Spuerkeess stated that based on the initial findings of the investigation, and before the publication of the CSSF’s final conclusions, it promptly implemented additional measures to further strengthen its transaction monitoring. According to the bank, these included improvements to surveillance tools, updates to procedures and monitoring scenarios, risk classification of certain client categories, additional staff training and enhanced governance.

The bank said: “Compliance with a complex legal and regulatory framework is a continuous improvement process, which must constantly adapt to evolving rules and practical lessons learned.”

According to the press release, authorities determined the fine in accordance with applicable legal provisions, with the amount based on the findings of the investigation, the financial results and size of the bank, as well as the bank’s cooperation in the investigative process. The €4.96m fine represents less than 0.5% of the bank’s turnover for the reference year.

Spuerkeess said: “As a systemic banking institution, we fully assume our professional responsibilities and maintain a robust compliance framework, ensuring exemplary management in the interest of our clients, counterparties and the financial centre as a whole.”

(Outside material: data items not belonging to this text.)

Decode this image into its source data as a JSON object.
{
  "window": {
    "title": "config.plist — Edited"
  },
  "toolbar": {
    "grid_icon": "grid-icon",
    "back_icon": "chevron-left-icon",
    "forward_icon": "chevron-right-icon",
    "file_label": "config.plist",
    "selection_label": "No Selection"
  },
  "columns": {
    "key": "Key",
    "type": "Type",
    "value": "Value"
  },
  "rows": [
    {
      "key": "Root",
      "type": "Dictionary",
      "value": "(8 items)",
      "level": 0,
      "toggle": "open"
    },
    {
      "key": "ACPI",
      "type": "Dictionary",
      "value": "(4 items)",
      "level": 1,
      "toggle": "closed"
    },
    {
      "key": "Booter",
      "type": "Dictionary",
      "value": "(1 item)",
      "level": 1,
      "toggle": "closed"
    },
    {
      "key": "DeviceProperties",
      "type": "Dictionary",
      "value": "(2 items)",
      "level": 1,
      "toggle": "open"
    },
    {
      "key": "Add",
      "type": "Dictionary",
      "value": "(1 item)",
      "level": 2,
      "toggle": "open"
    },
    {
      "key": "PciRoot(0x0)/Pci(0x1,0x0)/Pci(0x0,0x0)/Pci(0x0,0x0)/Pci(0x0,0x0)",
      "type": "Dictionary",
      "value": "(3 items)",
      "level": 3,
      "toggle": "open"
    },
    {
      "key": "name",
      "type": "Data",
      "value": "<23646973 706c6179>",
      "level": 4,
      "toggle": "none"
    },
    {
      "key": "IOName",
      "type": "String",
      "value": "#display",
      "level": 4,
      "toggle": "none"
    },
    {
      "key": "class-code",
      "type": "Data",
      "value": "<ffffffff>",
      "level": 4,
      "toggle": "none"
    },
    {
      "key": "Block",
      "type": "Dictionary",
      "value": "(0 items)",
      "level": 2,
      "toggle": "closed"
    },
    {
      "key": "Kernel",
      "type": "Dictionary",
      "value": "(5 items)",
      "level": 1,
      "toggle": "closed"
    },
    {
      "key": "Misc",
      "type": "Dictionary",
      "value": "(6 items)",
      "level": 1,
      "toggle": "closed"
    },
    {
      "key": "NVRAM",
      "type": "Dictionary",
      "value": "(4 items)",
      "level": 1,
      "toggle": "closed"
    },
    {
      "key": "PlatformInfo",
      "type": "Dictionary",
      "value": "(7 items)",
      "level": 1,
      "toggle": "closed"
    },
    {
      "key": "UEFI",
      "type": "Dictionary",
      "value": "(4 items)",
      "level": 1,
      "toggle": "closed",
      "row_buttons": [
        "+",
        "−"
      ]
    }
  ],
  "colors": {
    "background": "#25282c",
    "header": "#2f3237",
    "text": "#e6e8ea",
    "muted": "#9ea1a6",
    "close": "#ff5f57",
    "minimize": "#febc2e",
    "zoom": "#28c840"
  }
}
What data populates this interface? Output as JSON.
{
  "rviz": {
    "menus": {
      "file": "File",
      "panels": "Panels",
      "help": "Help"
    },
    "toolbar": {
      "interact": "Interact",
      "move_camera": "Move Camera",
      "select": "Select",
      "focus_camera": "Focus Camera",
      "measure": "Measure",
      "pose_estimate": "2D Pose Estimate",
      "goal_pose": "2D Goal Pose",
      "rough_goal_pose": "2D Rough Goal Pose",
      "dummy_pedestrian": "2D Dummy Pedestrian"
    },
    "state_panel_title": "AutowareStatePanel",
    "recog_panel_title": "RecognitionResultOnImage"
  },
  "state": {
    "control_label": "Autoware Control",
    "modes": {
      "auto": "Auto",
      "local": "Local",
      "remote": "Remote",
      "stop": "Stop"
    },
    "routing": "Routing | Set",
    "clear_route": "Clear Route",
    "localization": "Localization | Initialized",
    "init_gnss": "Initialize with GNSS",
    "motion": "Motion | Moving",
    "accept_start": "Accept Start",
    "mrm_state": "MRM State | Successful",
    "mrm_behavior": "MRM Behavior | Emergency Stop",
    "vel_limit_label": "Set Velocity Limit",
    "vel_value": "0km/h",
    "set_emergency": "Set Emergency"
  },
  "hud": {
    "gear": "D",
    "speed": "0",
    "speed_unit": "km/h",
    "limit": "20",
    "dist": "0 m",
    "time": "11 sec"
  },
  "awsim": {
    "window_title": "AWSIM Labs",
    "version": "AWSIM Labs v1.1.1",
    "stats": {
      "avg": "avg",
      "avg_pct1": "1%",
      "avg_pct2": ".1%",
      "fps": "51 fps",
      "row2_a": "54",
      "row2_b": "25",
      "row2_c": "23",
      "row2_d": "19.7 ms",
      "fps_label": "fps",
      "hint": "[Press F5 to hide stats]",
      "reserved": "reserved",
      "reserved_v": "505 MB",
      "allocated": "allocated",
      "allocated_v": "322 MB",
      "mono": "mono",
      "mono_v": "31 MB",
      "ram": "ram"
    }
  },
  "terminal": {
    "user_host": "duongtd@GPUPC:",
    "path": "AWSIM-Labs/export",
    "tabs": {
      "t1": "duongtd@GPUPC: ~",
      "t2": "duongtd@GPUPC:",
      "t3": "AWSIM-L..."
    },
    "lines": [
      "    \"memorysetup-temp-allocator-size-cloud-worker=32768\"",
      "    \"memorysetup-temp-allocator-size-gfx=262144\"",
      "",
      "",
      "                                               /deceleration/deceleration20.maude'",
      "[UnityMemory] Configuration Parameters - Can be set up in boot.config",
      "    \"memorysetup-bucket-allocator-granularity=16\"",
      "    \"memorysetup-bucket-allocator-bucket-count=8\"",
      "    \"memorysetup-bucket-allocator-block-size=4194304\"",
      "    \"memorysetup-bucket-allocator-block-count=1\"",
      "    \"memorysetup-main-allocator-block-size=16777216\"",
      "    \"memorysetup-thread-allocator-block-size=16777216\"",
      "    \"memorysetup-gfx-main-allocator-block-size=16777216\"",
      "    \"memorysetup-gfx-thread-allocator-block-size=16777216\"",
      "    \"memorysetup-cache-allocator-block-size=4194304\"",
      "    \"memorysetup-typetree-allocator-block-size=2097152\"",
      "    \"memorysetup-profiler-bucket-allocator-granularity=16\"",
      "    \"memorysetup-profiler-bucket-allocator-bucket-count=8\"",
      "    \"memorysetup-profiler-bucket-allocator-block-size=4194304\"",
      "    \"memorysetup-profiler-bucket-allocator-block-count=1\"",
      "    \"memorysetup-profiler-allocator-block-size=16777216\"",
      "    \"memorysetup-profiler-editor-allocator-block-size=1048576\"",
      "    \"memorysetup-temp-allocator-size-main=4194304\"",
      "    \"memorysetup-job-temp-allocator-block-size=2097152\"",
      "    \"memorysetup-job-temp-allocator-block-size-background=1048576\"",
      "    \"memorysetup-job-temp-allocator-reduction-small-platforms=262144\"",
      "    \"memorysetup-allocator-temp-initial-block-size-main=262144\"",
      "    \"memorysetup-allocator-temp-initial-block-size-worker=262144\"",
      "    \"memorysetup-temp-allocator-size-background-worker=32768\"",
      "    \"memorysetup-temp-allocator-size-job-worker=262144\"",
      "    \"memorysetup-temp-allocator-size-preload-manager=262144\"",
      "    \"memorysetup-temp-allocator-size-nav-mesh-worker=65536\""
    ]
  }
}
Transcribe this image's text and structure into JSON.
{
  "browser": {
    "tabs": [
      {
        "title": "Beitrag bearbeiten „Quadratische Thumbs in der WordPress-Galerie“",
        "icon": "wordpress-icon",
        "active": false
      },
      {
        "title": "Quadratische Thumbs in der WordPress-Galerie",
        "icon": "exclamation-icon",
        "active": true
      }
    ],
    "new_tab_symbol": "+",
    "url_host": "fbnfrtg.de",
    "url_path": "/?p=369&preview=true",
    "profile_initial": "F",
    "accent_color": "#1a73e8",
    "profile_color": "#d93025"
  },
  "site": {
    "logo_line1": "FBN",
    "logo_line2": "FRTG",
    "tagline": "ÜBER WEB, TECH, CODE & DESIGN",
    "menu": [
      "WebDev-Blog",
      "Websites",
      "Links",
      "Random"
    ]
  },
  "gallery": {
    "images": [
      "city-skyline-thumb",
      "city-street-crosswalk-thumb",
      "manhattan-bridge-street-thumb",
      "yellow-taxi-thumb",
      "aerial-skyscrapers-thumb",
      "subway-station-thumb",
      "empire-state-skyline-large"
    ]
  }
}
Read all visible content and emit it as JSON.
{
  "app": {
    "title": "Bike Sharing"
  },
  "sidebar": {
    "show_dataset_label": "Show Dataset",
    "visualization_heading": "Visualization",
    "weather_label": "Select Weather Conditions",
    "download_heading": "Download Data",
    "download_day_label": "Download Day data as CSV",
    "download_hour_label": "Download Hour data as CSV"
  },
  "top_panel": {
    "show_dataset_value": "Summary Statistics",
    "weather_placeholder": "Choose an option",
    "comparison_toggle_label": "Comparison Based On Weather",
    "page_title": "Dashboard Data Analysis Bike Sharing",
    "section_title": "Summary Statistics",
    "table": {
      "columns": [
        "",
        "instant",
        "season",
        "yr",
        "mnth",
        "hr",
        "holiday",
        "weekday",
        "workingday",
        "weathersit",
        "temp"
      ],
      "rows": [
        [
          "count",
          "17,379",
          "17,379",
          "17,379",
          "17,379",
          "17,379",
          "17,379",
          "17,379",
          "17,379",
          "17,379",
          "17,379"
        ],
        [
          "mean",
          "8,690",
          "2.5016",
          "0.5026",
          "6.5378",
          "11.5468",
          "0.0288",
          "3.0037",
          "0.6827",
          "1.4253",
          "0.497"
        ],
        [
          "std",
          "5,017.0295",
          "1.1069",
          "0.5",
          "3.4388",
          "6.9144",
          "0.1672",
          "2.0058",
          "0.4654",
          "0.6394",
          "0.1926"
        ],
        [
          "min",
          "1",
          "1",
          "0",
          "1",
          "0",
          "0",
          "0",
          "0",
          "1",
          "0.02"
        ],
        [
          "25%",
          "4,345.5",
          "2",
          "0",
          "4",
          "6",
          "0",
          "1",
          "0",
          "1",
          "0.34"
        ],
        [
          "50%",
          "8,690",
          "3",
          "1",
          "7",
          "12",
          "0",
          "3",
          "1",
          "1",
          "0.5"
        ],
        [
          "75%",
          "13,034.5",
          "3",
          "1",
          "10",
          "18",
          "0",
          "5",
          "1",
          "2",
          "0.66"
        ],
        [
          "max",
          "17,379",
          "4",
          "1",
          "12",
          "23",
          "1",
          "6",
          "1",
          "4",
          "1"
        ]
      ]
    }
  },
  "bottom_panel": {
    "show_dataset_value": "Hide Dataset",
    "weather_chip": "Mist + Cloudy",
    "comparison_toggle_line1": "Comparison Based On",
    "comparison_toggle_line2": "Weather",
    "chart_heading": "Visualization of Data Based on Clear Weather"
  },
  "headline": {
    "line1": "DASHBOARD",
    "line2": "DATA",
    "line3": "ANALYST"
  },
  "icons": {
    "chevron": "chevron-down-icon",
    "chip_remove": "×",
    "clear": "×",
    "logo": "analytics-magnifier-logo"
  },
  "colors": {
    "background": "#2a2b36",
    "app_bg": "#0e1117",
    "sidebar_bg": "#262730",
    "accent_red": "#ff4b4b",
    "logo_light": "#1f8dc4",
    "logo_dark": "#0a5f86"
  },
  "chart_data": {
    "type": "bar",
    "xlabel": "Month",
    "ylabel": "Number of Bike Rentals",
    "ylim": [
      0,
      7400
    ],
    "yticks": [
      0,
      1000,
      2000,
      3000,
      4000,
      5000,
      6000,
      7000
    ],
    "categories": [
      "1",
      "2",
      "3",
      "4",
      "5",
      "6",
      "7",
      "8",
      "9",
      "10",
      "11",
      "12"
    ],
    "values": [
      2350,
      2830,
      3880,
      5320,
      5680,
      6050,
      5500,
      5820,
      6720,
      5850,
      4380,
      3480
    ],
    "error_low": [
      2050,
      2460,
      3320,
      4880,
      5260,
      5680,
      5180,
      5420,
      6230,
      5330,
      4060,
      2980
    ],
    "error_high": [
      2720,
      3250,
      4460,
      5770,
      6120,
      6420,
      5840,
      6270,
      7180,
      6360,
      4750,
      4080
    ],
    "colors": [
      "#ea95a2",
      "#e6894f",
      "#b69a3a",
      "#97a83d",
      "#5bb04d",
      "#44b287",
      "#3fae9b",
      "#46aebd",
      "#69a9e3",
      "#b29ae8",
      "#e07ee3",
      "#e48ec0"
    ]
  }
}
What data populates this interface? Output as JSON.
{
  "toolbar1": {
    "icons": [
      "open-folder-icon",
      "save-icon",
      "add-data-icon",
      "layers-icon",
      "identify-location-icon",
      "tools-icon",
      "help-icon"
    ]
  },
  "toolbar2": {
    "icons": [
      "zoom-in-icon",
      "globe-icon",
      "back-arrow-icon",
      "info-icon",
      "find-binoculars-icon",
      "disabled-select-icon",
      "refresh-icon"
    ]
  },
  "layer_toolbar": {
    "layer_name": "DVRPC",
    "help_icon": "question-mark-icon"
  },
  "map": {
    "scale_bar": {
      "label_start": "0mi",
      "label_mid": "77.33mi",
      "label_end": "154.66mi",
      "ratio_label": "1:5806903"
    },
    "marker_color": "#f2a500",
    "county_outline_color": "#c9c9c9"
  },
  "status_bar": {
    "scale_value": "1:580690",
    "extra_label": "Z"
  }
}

Spuerkeess noted that the CSSF, in its role as supervisory authority, does not rule, within the scope of its inspections, on liability related to potential fraud committed against its clients, nor on any causal link to it. It added that the authority’s oversight focused on the Bank’s compliance with the legislative and regulatory framework and said it will “strengthen the configuration of its monitoring system to better identify suspicious transactional patterns”.